Le terme “bibliodiversité” a fait son apparition dans le domaine scientifique, notamment depuis la publication de l’Appel de Jussieu pour la science ouverte et la bibliodiversité, en 2017. Ce terme, inspiré de la notion de biodiversité, fait référence à la pluralité des acteurs de l’édition et à l’invention de modèles d’édition innovants.

L’appel de Jussieu, signé par de nombreuses institutions de recherche, souhaite voir la communauté scientifique reprendre le contrôle du système éditorial, afin de développer un écosystème de la publication scientifique basé sur les principes de l’accès ouvert, de l’intégrité scientifique et de la transparence des coûts financiers :

“L’accès ouvert doit s’accompagner d’un soutien à la diversité des acteurs de la publication scientifique – la bibliodiversité – qui mette fin à la domination par un petit nombre d’entre eux dictant de ce fait leurs conditions aux communautés scientifiques. […]. Notre but est donc d’élaborer et de mettre en œuvre des modèles alternatifs adaptés aux objectifs de la science ouverte en affirmant la nécessité de soutenir l’innovation pour une rénovation profonde des fonctions éditoriales.”

Le deuxième Plan national pour la science ouverte, publié en juillet 2021, propose plusieurs mesures afin de “construire la bibliodiversité” en soutenant notamment :

  • La diversification des modèles économiques permettant la transition de l’abonnement vers l’accès ouvert sans frais de publication,
  • Les modèles économiques d’édition en accès ouvert sans frais de publication, ni pour les auteurs, ni pour les lecteurs (modèle “diamant”),
  • Les innovations éditoriales : prépublications, évaluation ouverte par les pairs, articles exécutables (Jupyter notebooks), articles de données (data papers), overlay journals, etc.

Concrètement, voici quelques exemples d’innovations éditoriales et de bibliodiversité :

– Les « overlay journals » ou épi-revues sont des revues scientifiques, gratuites pour les lecteurs comme pour les auteurs, rassemblant des articles d’abord déposés en archive ouverte puis évalués par les pairs, toutes les versions restant accessibles sur l’archive ouverte. Ce processus nécessite l’articulation entre une archive ouverte et le comité éditorial d’une épi-revue. C’est le cas avec HAL et Episciences.

– Certaines revues se tournent vers l’Open Access en abandonnant de grands éditeurs pour être publiées selon des modèles alternatifs. Citons Les comptes rendus de l’Académie des Sciences publiés par Elsevier jusqu’en 2019 et qui se sont tournés vers le centre Mersenne, plateforme d’édition de revues académiques en accès ouvert sans frais de publication. La politique du centre Mersenne est « d’éviter toute privatisation de la recherche et tout profit indécent. »

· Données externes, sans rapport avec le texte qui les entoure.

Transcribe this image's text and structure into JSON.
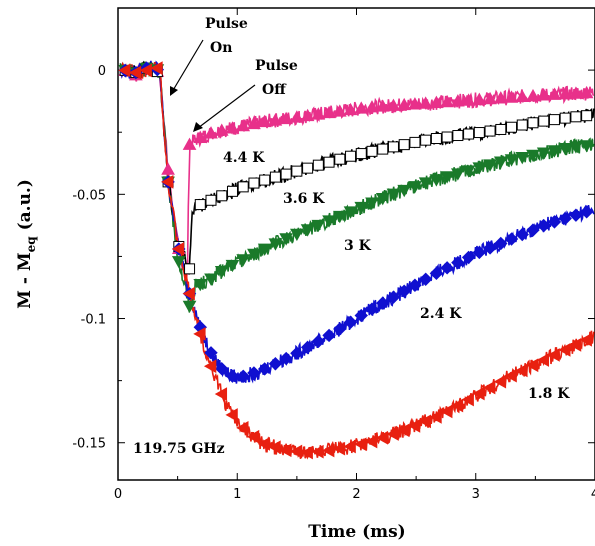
{
  "chart_data": {
    "type": "line",
    "xlabel": "Time (ms)",
    "ylabel": "M - M",
    "ylabel_sub": "eq",
    "ylabel_unit": " (a.u.)",
    "xlim": [
      0,
      4
    ],
    "ylim": [
      -0.165,
      0.025
    ],
    "xticks": [
      0,
      1,
      2,
      3,
      4
    ],
    "xtick_labels": [
      "0",
      "1",
      "2",
      "3",
      "4"
    ],
    "yticks": [
      0,
      -0.05,
      -0.1,
      -0.15
    ],
    "ytick_labels": [
      "0",
      "-0.05",
      "-0.1",
      "-0.15"
    ],
    "grid": false,
    "frequency_label": "119.75 GHz",
    "annotations": [
      {
        "text_line1": "Pulse",
        "text_line2": "On",
        "x": 0.42,
        "y": 0.0
      },
      {
        "text_line1": "Pulse",
        "text_line2": "Off",
        "x": 0.62,
        "y": -0.025
      }
    ],
    "series": [
      {
        "name": "4.4 K",
        "color": "#e8308a",
        "marker": "triangle-up",
        "x": [
          0.05,
          0.15,
          0.25,
          0.35,
          0.42,
          0.5,
          0.58,
          0.6,
          0.65,
          0.8,
          1.0,
          1.2,
          1.5,
          1.8,
          2.1,
          2.4,
          2.7,
          3.0,
          3.3,
          3.6,
          4.0
        ],
        "y": [
          0.0,
          -0.002,
          0.001,
          -0.001,
          -0.04,
          -0.07,
          -0.085,
          -0.03,
          -0.028,
          -0.025,
          -0.023,
          -0.021,
          -0.019,
          -0.017,
          -0.015,
          -0.014,
          -0.013,
          -0.012,
          -0.011,
          -0.01,
          -0.009
        ]
      },
      {
        "name": "3.6 K",
        "color": "#000000",
        "marker": "square",
        "x": [
          0.05,
          0.15,
          0.25,
          0.35,
          0.42,
          0.5,
          0.6,
          0.62,
          0.7,
          0.9,
          1.1,
          1.4,
          1.7,
          2.0,
          2.3,
          2.6,
          2.9,
          3.2,
          3.5,
          3.8,
          4.0
        ],
        "y": [
          0.0,
          -0.001,
          0.001,
          -0.001,
          -0.045,
          -0.07,
          -0.08,
          -0.055,
          -0.054,
          -0.05,
          -0.046,
          -0.042,
          -0.038,
          -0.034,
          -0.031,
          -0.028,
          -0.026,
          -0.024,
          -0.021,
          -0.019,
          -0.018
        ]
      },
      {
        "name": "3 K",
        "color": "#1a7a2a",
        "marker": "triangle-down",
        "x": [
          0.05,
          0.15,
          0.25,
          0.35,
          0.42,
          0.5,
          0.6,
          0.65,
          0.75,
          0.9,
          1.1,
          1.4,
          1.7,
          2.0,
          2.3,
          2.6,
          2.9,
          3.2,
          3.5,
          3.8,
          4.0
        ],
        "y": [
          0.0,
          -0.001,
          0.001,
          0.0,
          -0.045,
          -0.075,
          -0.095,
          -0.087,
          -0.085,
          -0.08,
          -0.075,
          -0.068,
          -0.062,
          -0.056,
          -0.05,
          -0.045,
          -0.041,
          -0.037,
          -0.034,
          -0.031,
          -0.03
        ]
      },
      {
        "name": "2.4 K",
        "color": "#1010d0",
        "marker": "diamond",
        "x": [
          0.05,
          0.15,
          0.25,
          0.35,
          0.42,
          0.5,
          0.6,
          0.7,
          0.8,
          0.9,
          1.0,
          1.2,
          1.5,
          1.8,
          2.1,
          2.4,
          2.7,
          3.0,
          3.3,
          3.6,
          4.0
        ],
        "y": [
          0.0,
          -0.001,
          0.001,
          0.0,
          -0.045,
          -0.07,
          -0.09,
          -0.105,
          -0.116,
          -0.122,
          -0.124,
          -0.121,
          -0.114,
          -0.106,
          -0.097,
          -0.089,
          -0.081,
          -0.074,
          -0.068,
          -0.062,
          -0.056
        ]
      },
      {
        "name": "1.8 K",
        "color": "#e82010",
        "marker": "triangle-left",
        "x": [
          0.05,
          0.15,
          0.25,
          0.35,
          0.42,
          0.5,
          0.6,
          0.7,
          0.8,
          0.9,
          1.0,
          1.2,
          1.4,
          1.6,
          1.8,
          2.1,
          2.4,
          2.7,
          3.0,
          3.3,
          3.6,
          4.0
        ],
        "y": [
          0.0,
          -0.001,
          0.0,
          0.001,
          -0.045,
          -0.07,
          -0.09,
          -0.108,
          -0.122,
          -0.134,
          -0.142,
          -0.15,
          -0.153,
          -0.154,
          -0.153,
          -0.15,
          -0.145,
          -0.139,
          -0.131,
          -0.123,
          -0.116,
          -0.107
        ]
      }
    ]
  }
}
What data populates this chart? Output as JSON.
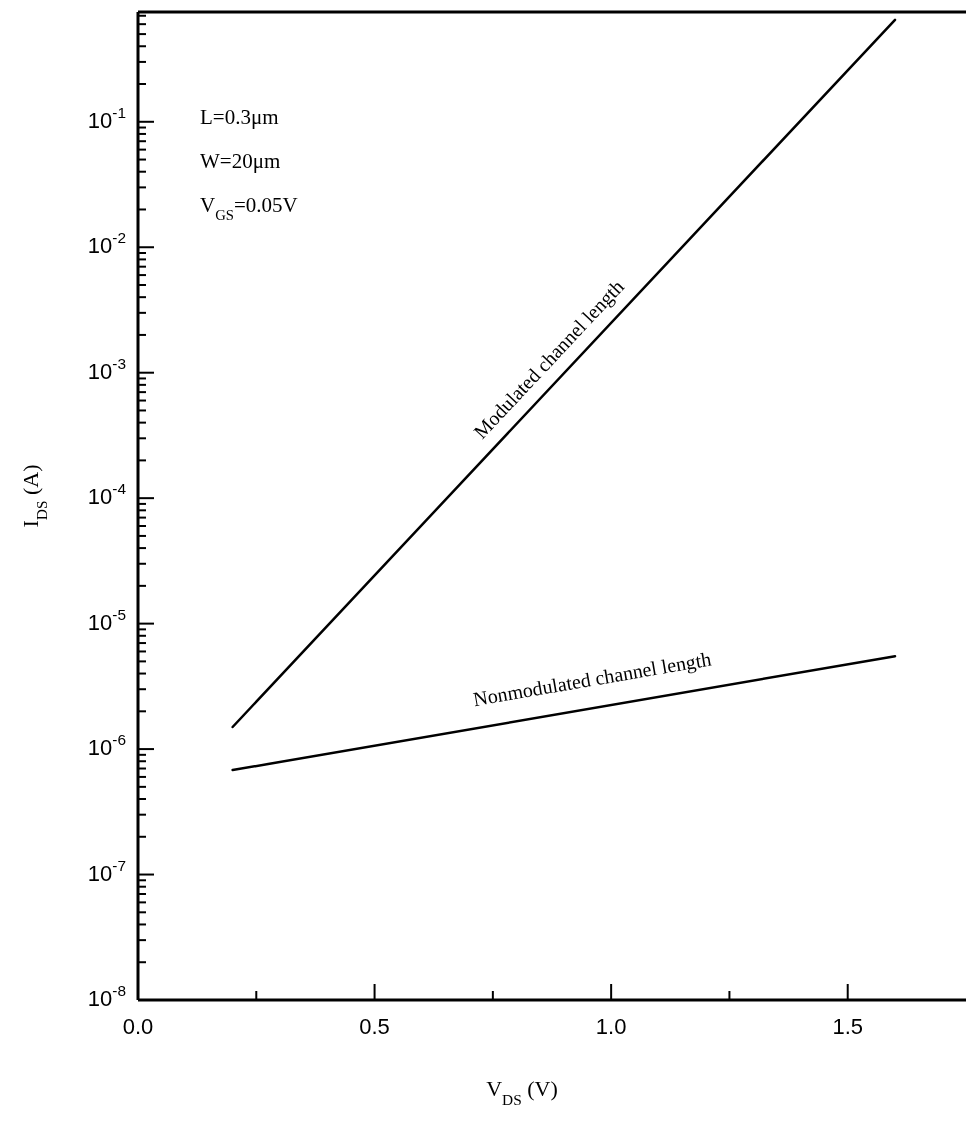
{
  "chart_data": {
    "type": "line",
    "xlabel": "V$_{DS}$ (V)",
    "ylabel": "I$_{DS}$ (A)",
    "x": [
      0.2,
      1.6
    ],
    "series": [
      {
        "name": "Modulated channel length",
        "color": "#000000",
        "values": [
          1.5e-06,
          0.65
        ]
      },
      {
        "name": "Nonmodulated channel length",
        "color": "#000000",
        "values": [
          6.8e-07,
          5.5e-06
        ]
      }
    ],
    "legend": false,
    "log": "y",
    "line_style": "solid",
    "marker": "none",
    "grid": false,
    "xlim": [
      0,
      1.75
    ],
    "ylim": [
      1e-08,
      0.75
    ],
    "xticks": [
      {
        "value": 0,
        "label": "0.0"
      },
      {
        "value": 0.25,
        "label": null
      },
      {
        "value": 0.5,
        "label": "0.5"
      },
      {
        "value": 0.75,
        "label": null
      },
      {
        "value": 1,
        "label": "1.0"
      },
      {
        "value": 1.25,
        "label": null
      },
      {
        "value": 1.5,
        "label": "1.5"
      }
    ],
    "yticks": [
      {
        "value": 1e-08,
        "label": "10$^{-8}$"
      },
      {
        "value": 2e-08,
        "label": null
      },
      {
        "value": 3e-08,
        "label": null
      },
      {
        "value": 4e-08,
        "label": null
      },
      {
        "value": 5e-08,
        "label": null
      },
      {
        "value": 6e-08,
        "label": null
      },
      {
        "value": 7e-08,
        "label": null
      },
      {
        "value": 8e-08,
        "label": null
      },
      {
        "value": 9e-08,
        "label": null
      },
      {
        "value": 1e-07,
        "label": "10$^{-7}$"
      },
      {
        "value": 2e-07,
        "label": null
      },
      {
        "value": 3e-07,
        "label": null
      },
      {
        "value": 4e-07,
        "label": null
      },
      {
        "value": 5e-07,
        "label": null
      },
      {
        "value": 6e-07,
        "label": null
      },
      {
        "value": 7e-07,
        "label": null
      },
      {
        "value": 8e-07,
        "label": null
      },
      {
        "value": 9e-07,
        "label": null
      },
      {
        "value": 1e-06,
        "label": "10$^{-6}$"
      },
      {
        "value": 2e-06,
        "label": null
      },
      {
        "value": 3e-06,
        "label": null
      },
      {
        "value": 4e-06,
        "label": null
      },
      {
        "value": 5e-06,
        "label": null
      },
      {
        "value": 6e-06,
        "label": null
      },
      {
        "value": 7e-06,
        "label": null
      },
      {
        "value": 8e-06,
        "label": null
      },
      {
        "value": 9e-06,
        "label": null
      },
      {
        "value": 1e-05,
        "label": "10$^{-5}$"
      },
      {
        "value": 2e-05,
        "label": null
      },
      {
        "value": 3e-05,
        "label": null
      },
      {
        "value": 4e-05,
        "label": null
      },
      {
        "value": 5e-05,
        "label": null
      },
      {
        "value": 6e-05,
        "label": null
      },
      {
        "value": 7e-05,
        "label": null
      },
      {
        "value": 8e-05,
        "label": null
      },
      {
        "value": 9e-05,
        "label": null
      },
      {
        "value": 0.0001,
        "label": "10$^{-4}$"
      },
      {
        "value": 0.0002,
        "label": null
      },
      {
        "value": 0.0003,
        "label": null
      },
      {
        "value": 0.0004,
        "label": null
      },
      {
        "value": 0.0005,
        "label": null
      },
      {
        "value": 0.0006,
        "label": null
      },
      {
        "value": 0.0007,
        "label": null
      },
      {
        "value": 0.0008,
        "label": null
      },
      {
        "value": 0.0009,
        "label": null
      },
      {
        "value": 0.001,
        "label": "10$^{-3}$"
      },
      {
        "value": 0.002,
        "label": null
      },
      {
        "value": 0.003,
        "label": null
      },
      {
        "value": 0.004,
        "label": null
      },
      {
        "value": 0.005,
        "label": null
      },
      {
        "value": 0.006,
        "label": null
      },
      {
        "value": 0.007,
        "label": null
      },
      {
        "value": 0.008,
        "label": null
      },
      {
        "value": 0.009,
        "label": null
      },
      {
        "value": 0.01,
        "label": "10$^{-2}$"
      },
      {
        "value": 0.02,
        "label": null
      },
      {
        "value": 0.03,
        "label": null
      },
      {
        "value": 0.04,
        "label": null
      },
      {
        "value": 0.05,
        "label": null
      },
      {
        "value": 0.06,
        "label": null
      },
      {
        "value": 0.07,
        "label": null
      },
      {
        "value": 0.08,
        "label": null
      },
      {
        "value": 0.09,
        "label": null
      },
      {
        "value": 0.1,
        "label": "10$^{-1}$"
      },
      {
        "value": 0.2,
        "label": null
      },
      {
        "value": 0.3,
        "label": null
      },
      {
        "value": 0.4,
        "label": null
      },
      {
        "value": 0.5,
        "label": null
      },
      {
        "value": 0.6,
        "label": null
      },
      {
        "value": 0.7,
        "label": null
      }
    ],
    "tick_labels": "xy",
    "annotations": [
      "L=0.3μm",
      "W=20μm",
      "V$_{GS}$=0.05V"
    ]
  }
}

– Une autre forme de bibliodiversité sont les plateformes de publications des financeurs de la recherche. On peut citer la dernière-née en mars 2021, Open Research Europe, plateforme de publication de la Commission européenne et de ses programmes de recherche H2020 et Horizon Europe. Elle permet aux chercheurs financés de se conformer à l’obligation de publier en accès ouvert sans frais de publication ; ces derniers sont transparents et pris en charge par la Commission. De plus, le processus de peer-reviewing est ouvert.

Finalement, si l’on souhaite donner toutes ses chances à la réappropriation de l’édition scientifique par la communauté scientifique et à l’accès ouvert aux publications, “les systèmes d’évaluation de la recherche doivent être profondément réformés et adaptés aux nouvelles pratiques de communication scientifique” comme le précise l’Appel de Jussieu.

Dans ce nouvel écosystème éditorial, les connaissances scientifiques sont envisagées comme un commun : les ressources sont partagées le plus largement possible et la gouvernance est assurée par les chercheurs eux-mêmes.